Isso fica claro se observamos o personagem de Tatum e suas escolhas de atuação. O ex-militar de coração bom, apesar de algumas atitudes questionáveis, com problemas financeiros, que se mete em algumas situações inusitadas (algumas envolvendo sexo) e parece não levar muita coisa a sério, criando o humor a partir dessa caracterização mais despojada do personagem. Não só não há nada de muito novo em relação a outros personagens que Tatum já interpretou, como o fato de Carolin ser o produtor dos dois “Magic Mike” também não é coincidência.
Entretanto, apesar de partir de um lugar mais comum, os dois cineastas estreantes se mostram capazes de propor algo interessante, justamente por entenderem que a essência do cinema não está em premissas, temas ou histórias, mas na capacidade de criar emoções a partir de imagens e sons.
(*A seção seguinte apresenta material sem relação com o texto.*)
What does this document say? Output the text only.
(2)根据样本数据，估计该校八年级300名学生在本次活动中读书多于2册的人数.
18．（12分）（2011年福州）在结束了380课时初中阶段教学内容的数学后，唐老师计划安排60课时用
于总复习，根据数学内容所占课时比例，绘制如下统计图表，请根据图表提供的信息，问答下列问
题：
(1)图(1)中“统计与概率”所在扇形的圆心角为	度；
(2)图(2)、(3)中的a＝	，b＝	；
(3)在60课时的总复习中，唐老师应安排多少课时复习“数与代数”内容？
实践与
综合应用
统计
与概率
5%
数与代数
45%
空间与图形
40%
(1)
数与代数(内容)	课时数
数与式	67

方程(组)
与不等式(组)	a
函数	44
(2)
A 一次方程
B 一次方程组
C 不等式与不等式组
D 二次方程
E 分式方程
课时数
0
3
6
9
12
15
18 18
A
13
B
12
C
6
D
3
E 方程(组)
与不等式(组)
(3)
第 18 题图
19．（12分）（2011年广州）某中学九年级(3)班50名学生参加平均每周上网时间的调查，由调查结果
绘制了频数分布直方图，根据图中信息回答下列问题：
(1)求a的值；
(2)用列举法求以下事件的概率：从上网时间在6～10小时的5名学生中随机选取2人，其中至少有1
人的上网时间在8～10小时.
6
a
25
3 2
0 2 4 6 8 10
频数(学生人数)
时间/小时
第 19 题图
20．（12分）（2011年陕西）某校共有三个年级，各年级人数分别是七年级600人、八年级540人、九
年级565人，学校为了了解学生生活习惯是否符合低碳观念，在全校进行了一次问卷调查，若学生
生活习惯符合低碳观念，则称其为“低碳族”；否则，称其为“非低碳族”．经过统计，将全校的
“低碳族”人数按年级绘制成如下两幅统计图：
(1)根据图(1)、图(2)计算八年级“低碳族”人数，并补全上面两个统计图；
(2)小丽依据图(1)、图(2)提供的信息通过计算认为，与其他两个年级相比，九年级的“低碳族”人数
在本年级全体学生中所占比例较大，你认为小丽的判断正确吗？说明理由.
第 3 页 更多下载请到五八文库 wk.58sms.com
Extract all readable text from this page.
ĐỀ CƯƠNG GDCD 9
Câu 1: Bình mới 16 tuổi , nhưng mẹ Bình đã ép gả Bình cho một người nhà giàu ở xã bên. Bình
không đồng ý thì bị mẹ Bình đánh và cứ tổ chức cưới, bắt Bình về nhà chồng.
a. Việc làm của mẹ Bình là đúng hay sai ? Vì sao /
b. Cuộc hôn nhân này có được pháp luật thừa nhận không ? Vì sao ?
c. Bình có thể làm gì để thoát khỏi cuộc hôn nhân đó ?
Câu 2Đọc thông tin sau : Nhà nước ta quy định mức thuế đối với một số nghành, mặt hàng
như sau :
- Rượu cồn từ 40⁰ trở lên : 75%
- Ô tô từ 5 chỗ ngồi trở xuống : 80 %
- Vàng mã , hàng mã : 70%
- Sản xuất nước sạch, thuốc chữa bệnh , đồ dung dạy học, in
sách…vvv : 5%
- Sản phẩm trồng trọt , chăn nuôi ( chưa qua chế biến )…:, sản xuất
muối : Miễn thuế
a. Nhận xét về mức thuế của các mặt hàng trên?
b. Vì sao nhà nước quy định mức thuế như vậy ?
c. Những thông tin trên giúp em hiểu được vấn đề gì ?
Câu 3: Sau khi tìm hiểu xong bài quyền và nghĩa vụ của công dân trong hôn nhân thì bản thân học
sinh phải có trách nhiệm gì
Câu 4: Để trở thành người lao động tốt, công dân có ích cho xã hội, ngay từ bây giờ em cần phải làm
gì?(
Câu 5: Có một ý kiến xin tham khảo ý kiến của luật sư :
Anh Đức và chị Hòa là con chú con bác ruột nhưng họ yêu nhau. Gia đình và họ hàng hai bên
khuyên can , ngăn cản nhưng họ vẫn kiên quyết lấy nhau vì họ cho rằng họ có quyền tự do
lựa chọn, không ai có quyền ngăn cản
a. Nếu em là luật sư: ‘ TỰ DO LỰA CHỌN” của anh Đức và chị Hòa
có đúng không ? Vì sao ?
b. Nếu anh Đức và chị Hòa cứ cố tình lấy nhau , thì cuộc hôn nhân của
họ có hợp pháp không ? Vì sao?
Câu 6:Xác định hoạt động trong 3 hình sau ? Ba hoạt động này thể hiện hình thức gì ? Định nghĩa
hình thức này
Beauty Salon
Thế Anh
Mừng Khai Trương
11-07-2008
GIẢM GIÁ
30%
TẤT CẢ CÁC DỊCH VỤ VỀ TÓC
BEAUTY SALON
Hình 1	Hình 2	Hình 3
Não à toa, os momentos que menos funcionam em “Dog”, são aqueles em que o longa para para dar uma lição de moral ou abordar um tema “mais relevante”. Tudo soa meio didático e protocolar demais nessas cenas, sobretudo nos ensinamentos do ex-militar dono do cachorro irmão de Lulu e quando o protagonista não consegue ficar com ninguém no bar porque “ele não se encaixa tanto no mundo atual”.
Por outro lado, “Dog” encontra sua força ao romper um pouco essa lógica do “fofo, engraçado e sentimental” dos filmes de cachorro (ainda que tenha isso em grande medida), para criar uma obra que parece se reinventar e encontrar rumos inesperados por diversos momentos. Destaque para a fuga de Lulu para uma casa na floresta que termina com um encarceramento, em que os diretores fazem um uso inteligente de alguns elementos do cinema de horror.
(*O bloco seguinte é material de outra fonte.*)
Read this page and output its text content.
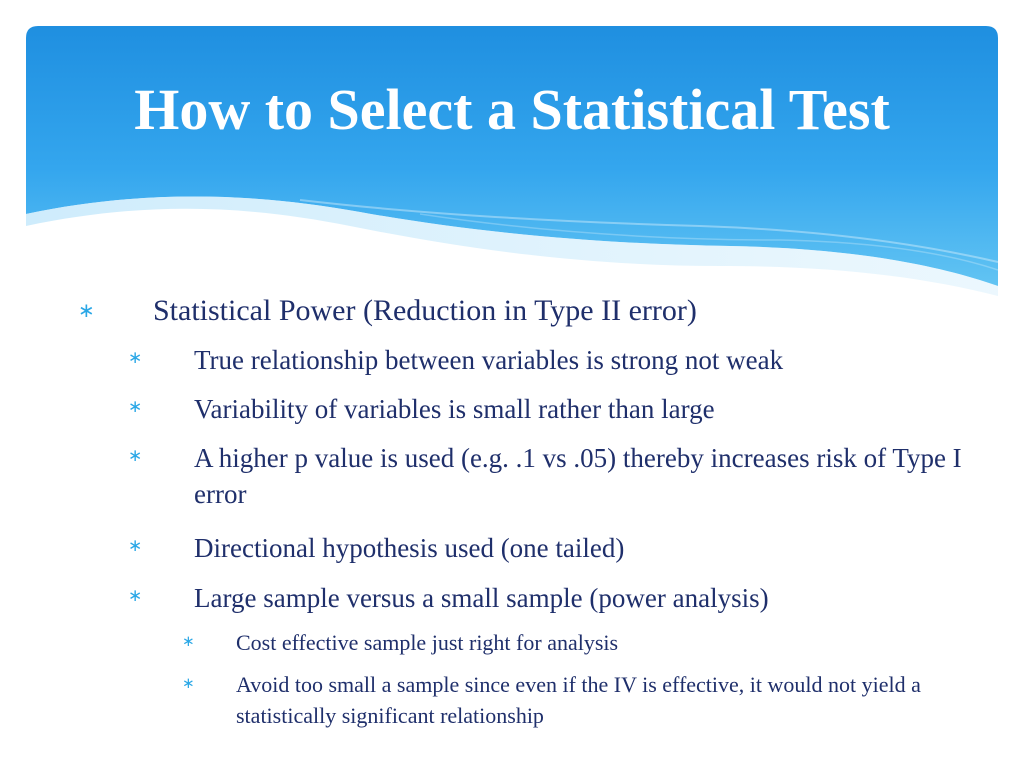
How to Select a Statistical Test
∗ Statistical Power (Reduction in Type II error)
∗ True relationship between variables is strong not weak
∗ Variability of variables is small rather than large
∗ A higher p value is used (e.g. .1 vs .05) thereby increases risk of Type I error
∗ Directional hypothesis used (one tailed)
∗ Large sample versus a small sample (power analysis)
∗ Cost effective sample just right for analysis
∗ Avoid too small a sample since even if the IV is effective, it would not yield a statistically significant relationship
E, mesmo que nós já saibamos qual será o final, isso se dá muito mais por uma expectativa que desejamos encontrar do que por uma previsibilidade covarde ou algo do tipo. É quase como se esse fosse o único final possível para filmes desse subgênero tão confortável e reconfortante.
Porém, a essência do longa está mais em ser esse road movie que aproxima Briggs e Lulu por meio dessas situações. Só que, se a grande maioria das obras com cachorro são extremamente manipulativas e apelam para o uso de close e primeiro plano para vermos uma reação engraçada ou fofa do pet, Tatum e Carolin se mostram extremamente capazes de criar essa relação de forma mais honesta e poderosa.
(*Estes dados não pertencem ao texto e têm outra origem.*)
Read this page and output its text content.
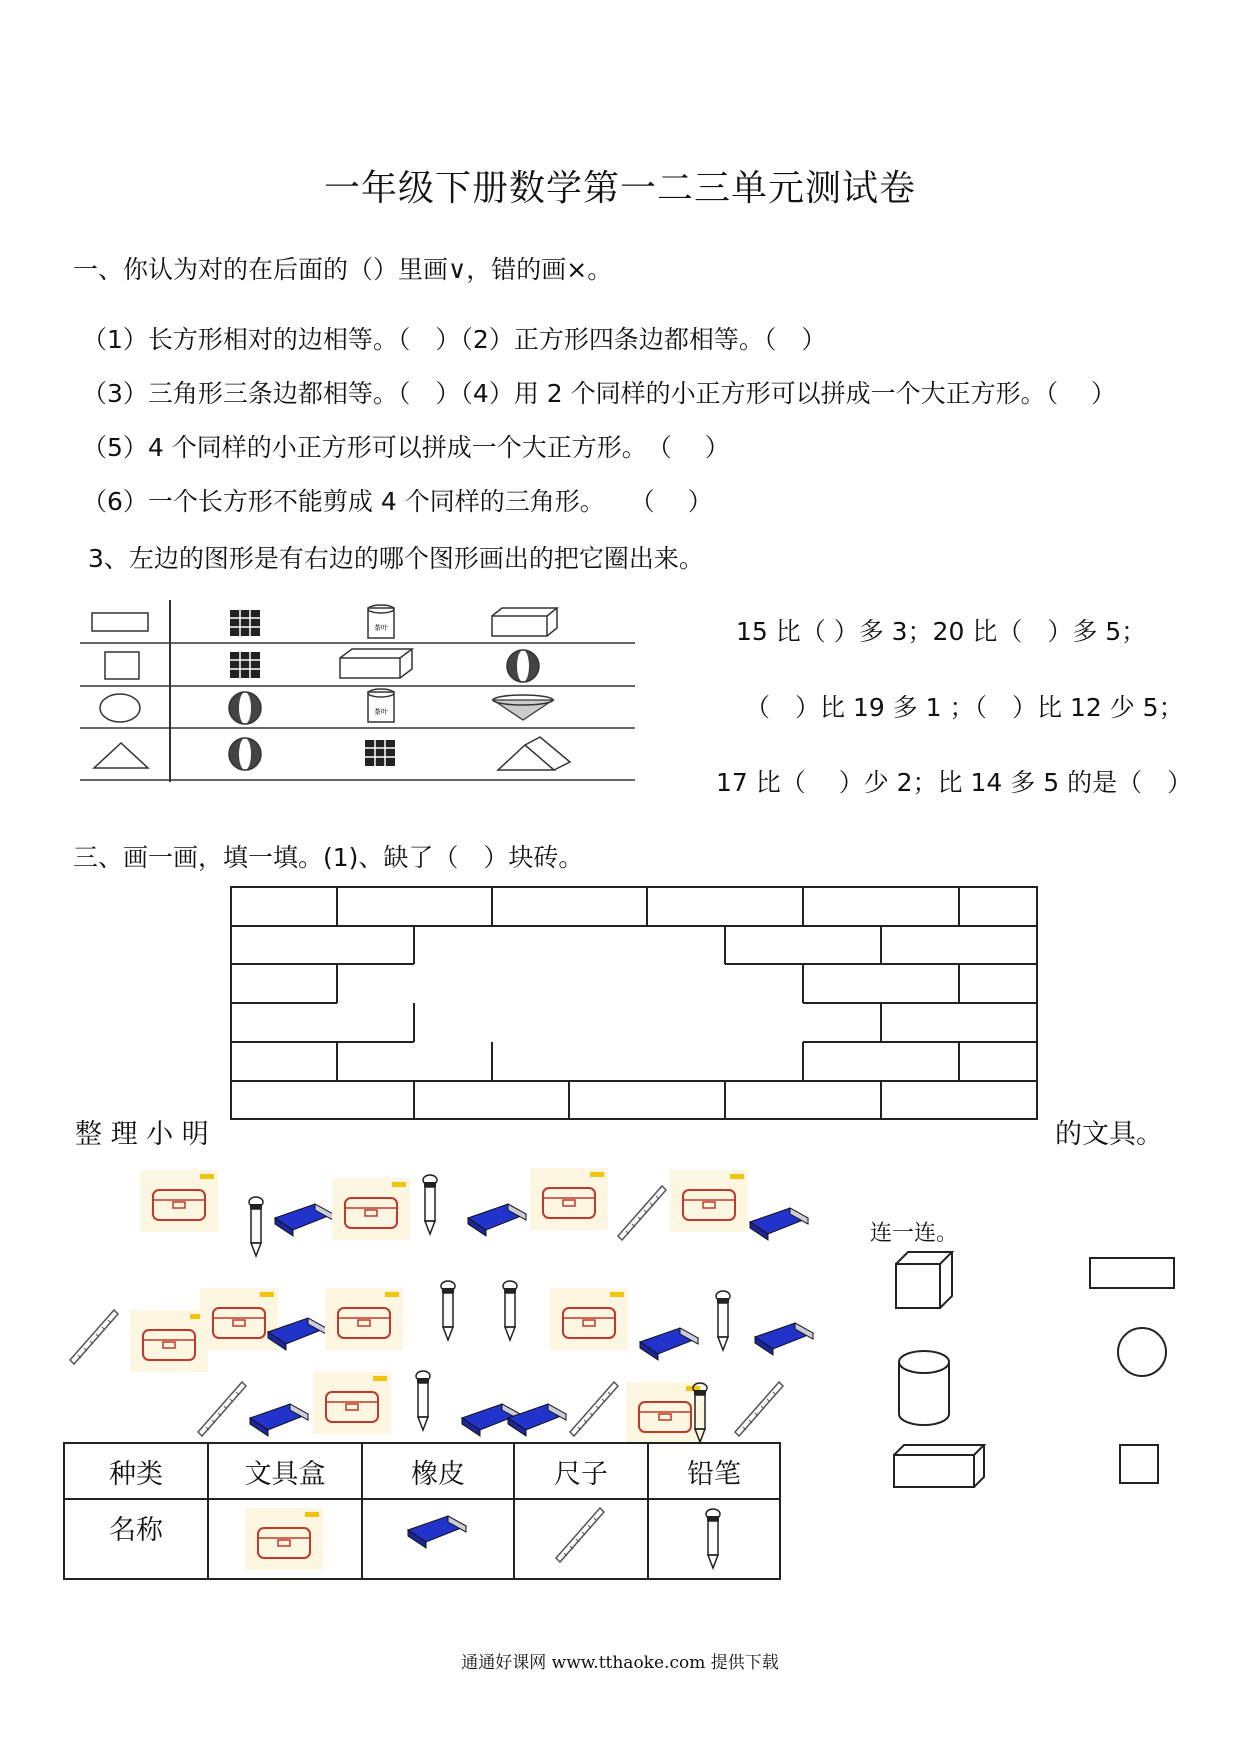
一年级下册数学第一二三单元测试卷
一、你认为对的在后面的（）里画∨，错的画×。
（1）长方形相对的边相等。（　）（2）正方形四条边都相等。（　）
（3）三角形三条边都相等。（　）（4）用 2 个同样的小正方形可以拼成一个大正方形。（　 ）
（5）4 个同样的小正方形可以拼成一个大正方形。　（　 ）
（6）一个长方形不能剪成 4 个同样的三角形。　　（　 ）
3、左边的图形是有右边的哪个图形画出的把它圈出来。
茶叶
茶叶
15 比（ ）多 3；20 比（　）多 5；
（　）比 19 多 1 ；（　）比 12 少 5；
17 比（　 ）少 2；比 14 多 5 的是（　）
三、画一画，填一填。(1)、缺了（　）块砖。
整 理 小 明	的文具。
连一连。
种类	文具盒	橡皮	尺子	铅笔
名称				
通通好课网 www.tthaoke.com 提供下载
Isso porque conseguem lidar com as duas figuras centrais quase sempre no mesmo plano, o que vai se intensificando a partir do momento em que Briggs e Lulu começam a criar esse laço. Fica claro o poder dessa união quando a montagem não precisa se fazer presente e podemos observar sem interferência os olhares se cruzando ou um abraço.
Além disso, vale um destaque para como a direção não subestima a inteligência do público, como 99% desses filmes fariam sob a desculpa de “ser um filme família”. São vários os elementos apresentados durante a trama, como o trauma de Lulu dos tiros, o comer na mão de quem confia ou abraçar quem gosta, que quando retornam na trama como recompensa ao espectador, não há a necessidade de explicar novamente ou relembrar aquilo. Tudo é resolvido mais uma vez por meio da imagem, como o cinema deve ser.